I finally resolved myself to look for a 141 saw with the idea of replacing the motor and drive system with a new C face motor that I would bolt up to a speed reducing gear box. These parts are available off the shelf and the drive transition wouldn't be very complicated.

Here's the saw as I received it from the prior owner
 I put an ad in the "Boyd" forum of the OWWM site stating that I wanted to buy a PM 141 bandsaw. I got a reply from a gentleman that stated he did not have a 141 but he did have a 143 he would be willing to sell. At first I thought I was right back where I started from until he told me the price for the 143. It was reasonable and quite fair and so I agreed to purchase his saw.

I organized all the parts into subassemblies and kept all the related parts together in boxes. As I dis-assembled the saw I also made a list of hardware I would need to re-assemble the saw. Upgrading the hardware on a machine restoration of this type is a sure fire way to enhance the overall look and quality of the machine when completed. I used button socket head screws with the black chrome finish applied the same way I finished the hardware on my PM 90 lathe.

The $1000 gearbox
  Most bandsaws of this size have a casting that consist of a the bottom drive area of the saw with an arm extending up and over the table. The entire back facade of these little Powermatic saws are one very robust webbed casting.

This saw first resided in the Bay area school system shop. This is the area around Panama City, Fla. I guess when the school closed down the shop all the machines were stored in a non climate controlled area. High humidity and salty air are not good for machines. I have no idea why every tool that comes from a school shop has been painted and for some reason the accessories are always missing. No rip fence or miter gauge was included. This saw must have been in a corner when it was painted because it only seemed to be painted on the sides that were easy to access.

Besides the rust this saw was full of sawdust and some kind of strange white residue that looked like it might have been the dust from sawing some form of plastic or other man made material. When I broke the saw down to fit in the back of the car the oil from the gearbox spilled and combined with the saw dust and the mystery material that was in just about every nook and cranny of the saw cavity. I'm glad I laid down 3 layers of poly film in the car beforehand. Fortunately all the functional stuff like bearings and tires seem to be in good shape. That certainly helped to speed up the restoration.

My original plan was to just set the saw up and run it as it was for a while so as not to upset the schedule of work I had planned for the shop. The more I thought about this and the oil soaked material that was in the saw I really feared that sparks from metal cutting might well set this saw on fire. I didn't really want to be that guy that had a saw and a good bit of his shop burn up right in front on him, so before I took the other saw out of service I set about dis-assembling this saw. The next two weeks I spent evenings and weekends restoring this saw.
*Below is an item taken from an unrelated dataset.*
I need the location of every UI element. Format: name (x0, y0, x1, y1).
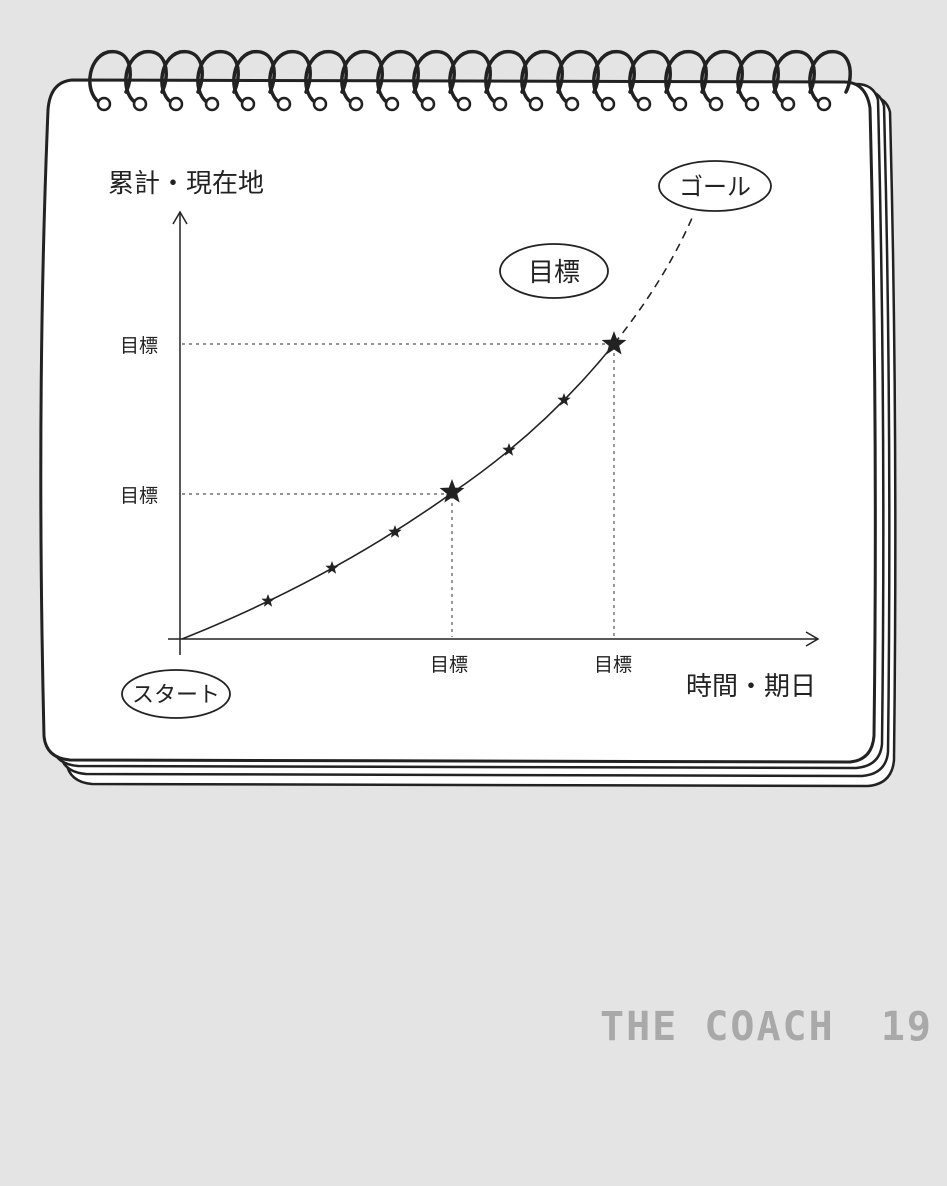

This saw is built around the main casting so it needed attention first. I cleaned the interior of the casting and was surprised to find sand in some of the corners from when this piece was cast. In lieu of removing the sand it was just painted right over when this saw was manufactured. I first painted the edges of the casting and then painted the interior the contrasting black color. Of course I removed all the lingering sand.

The result of my efforts

 The rusty table now has the nice gray patina that is left when the rust is sanded away and the newly exposed surface is waxed.

All the under parts or basically any parts that reside in the shadows in this saw were painted satin black. The other parts were painted Rustoleum Sage Green. Parts that were not painted were finished with cold gun bluing, then waxed and polished.

I left the wheels the original gold color. It's a nice contrast when you open the wheel covers/guards.

So far this saw is doing it's job quite well. Cutting metal requires more feed pressure as compared to cutting wood and being able to use the leverage of my body weight makes applying the feed pressure much easier. That makes for less toll on my arms and shoulders.

If you frequent the OWWM forum you may know that these saws are sometimes referred to as the "Gumby" saws. If you look at the pic of the Gumby action figure below it's easy to see why. 

Gumby with his sidekick Pokey

My definition of an intellectual is someone who can listen to the William Tell Overture without thinking of the Lone Ranger.